Login

Important information

This site uses cookies to store information on your computer. By continuing to use our site, you consent to our cookies.

ARM websites use two types of cookie: (1) those that enable the site to function and perform as required; and (2) analytical cookies which anonymously track visitors only while using the site. If you are not happy with this use of these cookies please review our Privacy Policy to learn how they can be disabled. By disabling cookies some features of the site will not work.

ARM Community: Bootloader problem in ARM926ejs - ARM Community

Jump to content

Page 1 of 1
  • You cannot start a new topic
  • You cannot reply to this topic

Bootloader problem in ARM926ejs Rate Topic: ***** 1 Votes

#1 User is offline   FGirault 

  • Member
  • Pip
  • Group: Members
  • Posts: 9
  • Joined: 24-January 11

Posted 24 June 2011 - 12:24 PM

Hi all,
I am experiencing strange (quite) random issue while writing a bootloader for ARM926ejs.

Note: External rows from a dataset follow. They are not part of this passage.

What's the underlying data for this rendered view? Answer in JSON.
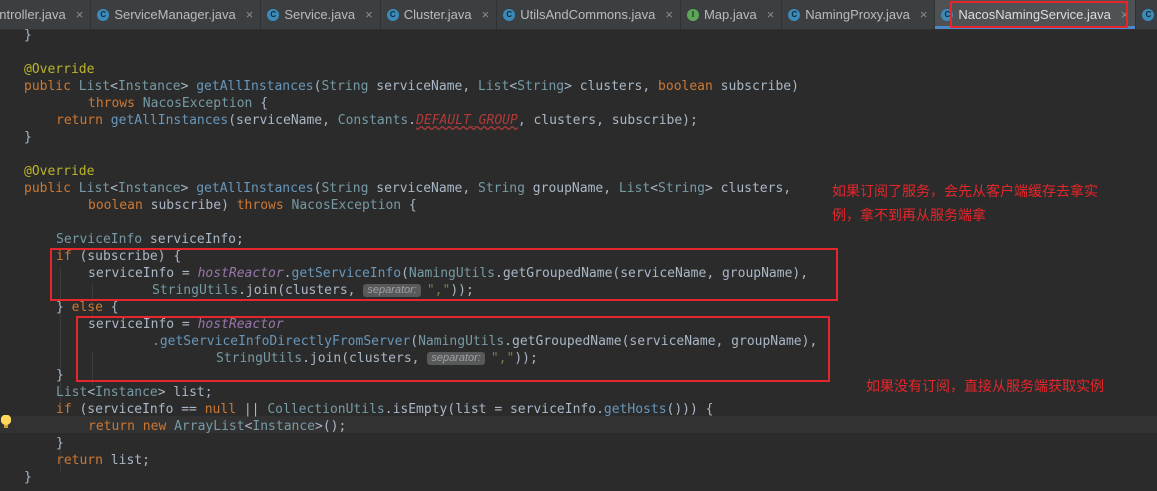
{
  "tabs": [
    {
      "label": "ontroller.java",
      "icon": "class-icon"
    },
    {
      "label": "ServiceManager.java",
      "icon": "class-icon"
    },
    {
      "label": "Service.java",
      "icon": "class-icon"
    },
    {
      "label": "Cluster.java",
      "icon": "class-icon"
    },
    {
      "label": "UtilsAndCommons.java",
      "icon": "class-icon"
    },
    {
      "label": "Map.java",
      "icon": "interface-icon"
    },
    {
      "label": "NamingProxy.java",
      "icon": "class-icon"
    },
    {
      "label": "NacosNamingService.java",
      "icon": "class-icon",
      "active": true
    }
  ],
  "tab_icon_letters": {
    "class": "C",
    "interface": "I"
  },
  "close_glyph": "×",
  "code": {
    "l01": "}",
    "l03_annotation": "@Override",
    "l04_public": "public",
    "l04_list": "List",
    "l04_instance": "Instance",
    "l04_method": "getAllInstances",
    "l04_string": "String",
    "l04_name1": "serviceName,",
    "l04_list2": "List",
    "l04_string2": "String",
    "l04_clusters": "clusters,",
    "l04_boolean": "boolean",
    "l04_subscribe": "subscribe)",
    "l05_throws": "throws",
    "l05_exc": "NacosException",
    "l05_brace": " {",
    "l06_return": "return",
    "l06_call": "getAllInstances",
    "l06_args1": "(serviceName, ",
    "l06_constants": "Constants",
    "l06_default_group": "DEFAULT_GROUP",
    "l06_args2": ", clusters, subscribe);",
    "l07": "}",
    "l09_annotation": "@Override",
    "l10_public": "public",
    "l10_list": "List",
    "l10_instance": "Instance",
    "l10_method": "getAllInstances",
    "l10_string": "String",
    "l10_name1": "serviceName,",
    "l10_string2": "String",
    "l10_group": "groupName,",
    "l10_list2": "List",
    "l10_string3": "String",
    "l10_clusters": "clusters,",
    "l11_boolean": "boolean",
    "l11_subscribe": "subscribe)",
    "l11_throws": "throws",
    "l11_exc": "NacosException",
    "l11_brace": " {",
    "l13_type": "ServiceInfo",
    "l13_var": " serviceInfo;",
    "l14_if": "if",
    "l14_cond": " (subscribe) {",
    "l15_lhs": "serviceInfo = ",
    "l15_hr": "hostReactor",
    "l15_call": "getServiceInfo",
    "l15_nu": "NamingUtils",
    "l15_args": ".getGroupedName(serviceName, groupName),",
    "l16_su": "StringUtils",
    "l16_join": ".join(clusters, ",
    "l16_hint": "separator:",
    "l16_sep": "\",\"",
    "l16_end": "));",
    "l17_close": "} ",
    "l17_else": "else",
    "l17_brace": " {",
    "l18_lhs": "serviceInfo = ",
    "l18_hr": "hostReactor",
    "l19_call": ".getServiceInfoDirectlyFromServer",
    "l19_nu": "NamingUtils",
    "l19_args": ".getGroupedName(serviceName, groupName),",
    "l20_su": "StringUtils",
    "l20_join": ".join(clusters, ",
    "l20_hint": "separator:",
    "l20_sep": "\",\"",
    "l20_end": "));",
    "l21": "}",
    "l22_list": "List",
    "l22_instance": "Instance",
    "l22_var": "> list;",
    "l23_if": "if",
    "l23_a": " (serviceInfo == ",
    "l23_null": "null",
    "l23_b": " || ",
    "l23_cu": "CollectionUtils",
    "l23_c": ".isEmpty(list = serviceInfo.",
    "l23_get": "getHosts",
    "l23_d": "())) {",
    "l24_return": "return",
    "l24_new": "new",
    "l24_al": "ArrayList",
    "l24_instance": "Instance",
    "l24_end": ">();",
    "l25": "}",
    "l26_return": "return",
    "l26_list": " list;",
    "l27": "}"
  },
  "annotations": {
    "subscribe_note_line1": "如果订阅了服务，会先从客户端缓存去拿实",
    "subscribe_note_line2": "例，拿不到再从服务端拿",
    "no_subscribe_note": "如果没有订阅，直接从服务端获取实例"
  },
  "colors": {
    "background": "#2b2b2b",
    "annotation_red": "#e5262b",
    "keyword": "#cc7832",
    "string": "#6a8759",
    "type": "#769aa5"
  }
}
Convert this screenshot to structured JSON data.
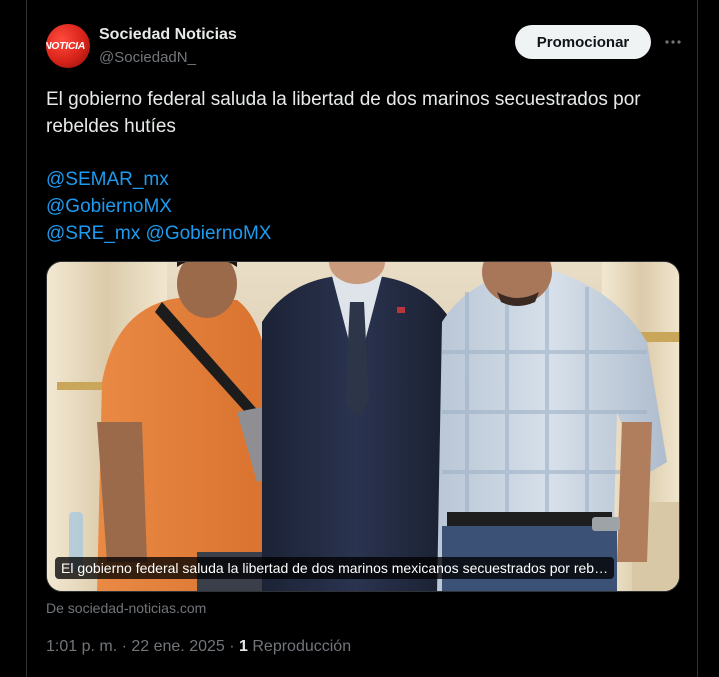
{
  "author": {
    "name": "Sociedad Noticias",
    "handle": "@SociedadN_",
    "avatar_text": "NOTICIA"
  },
  "actions": {
    "promote_label": "Promocionar"
  },
  "tweet": {
    "text": "El gobierno federal saluda la libertad de dos marinos secuestrados por rebeldes hutíes",
    "mentions": [
      "@SEMAR_mx",
      "@GobiernoMX",
      "@SRE_mx",
      "@GobiernoMX"
    ]
  },
  "media": {
    "caption": "El gobierno federal saluda la libertad de dos marinos mexicanos secuestrados por reb…",
    "source": "De sociedad-noticias.com"
  },
  "meta": {
    "time": "1:01 p. m. · 22 ene. 2025 · ",
    "views_count": "1",
    "views_label": " Reproducción"
  },
  "colors": {
    "background": "#000000",
    "text": "#e7e9ea",
    "muted": "#71767b",
    "link": "#1d9bf0",
    "button_bg": "#eff3f4",
    "avatar_red": "#d8231a"
  }
}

The bootloader's work is as follow:
- it allows to update the application via a serial port, writing the application code to flash.
(By using checksums, I am sure that data that has been written to flash is correct)
- it loads the application from flash to RAm then starts it by calling the reset handler.

The basic memory map looks like the following in ram (when application has been loaded):
0x80000000 - 0x80040000: bootloader
0x80140000 - 0x80200000: application
The application program's reset handler is located at 0x80141000.

The bootloader's reset handler and application's reset handler perform the same work as follow
(except that adresses are different for MMU table):
1. clean D cache
2. flush D cache
3. flush I cache
4. Disable MMU table
5. Initialize MMU (with the TTB) mainly:
-> Code section to Read-Only / Write Through (RO+WT)
-> Stacks/Heaps Read-Write / Write Back (RW+WB)
-> Hardware registers to Read-Write / NonCache-NonBuffered (RW+NCNB)
-> Free memory space to Read-Write / Write Back (RW+WB)
MMU Translation Table located at 0x80800000 in both cases
6. Enable MMU
7. Set CPU to Supervisor Mode
8. Initialize stack pointer for each CPU mode (Supervisor, Abort, Undefined, Fast Interrupt etc...)
9. Go to system mode
10. Do some lowlevel initialization, then start C main function
11. Then run the program (initialize peripherals etc...)

Steps 1-10 are performed in assembly.

In order to start from the RESET handler, I declare a function pointer as follow:
typedef void (*RESET_HANDLER)();
RESET_HANDLER reset = 0x800141000; <- knowing that my reset handler's first instruction is here.
then start:
reset();

The interest in doing this way is that the application program should be completely independant
from the boot program. It completely reinitializes the board, stacks etc... for its purpose.
The merit is that if some low-level implementation is to be optimized later, we can update the
application easily via the bootloader, and the appli will benefit from lowlevel ameliorations
in the drivers etc.
The bootloader is just a little program that allows to update the application program.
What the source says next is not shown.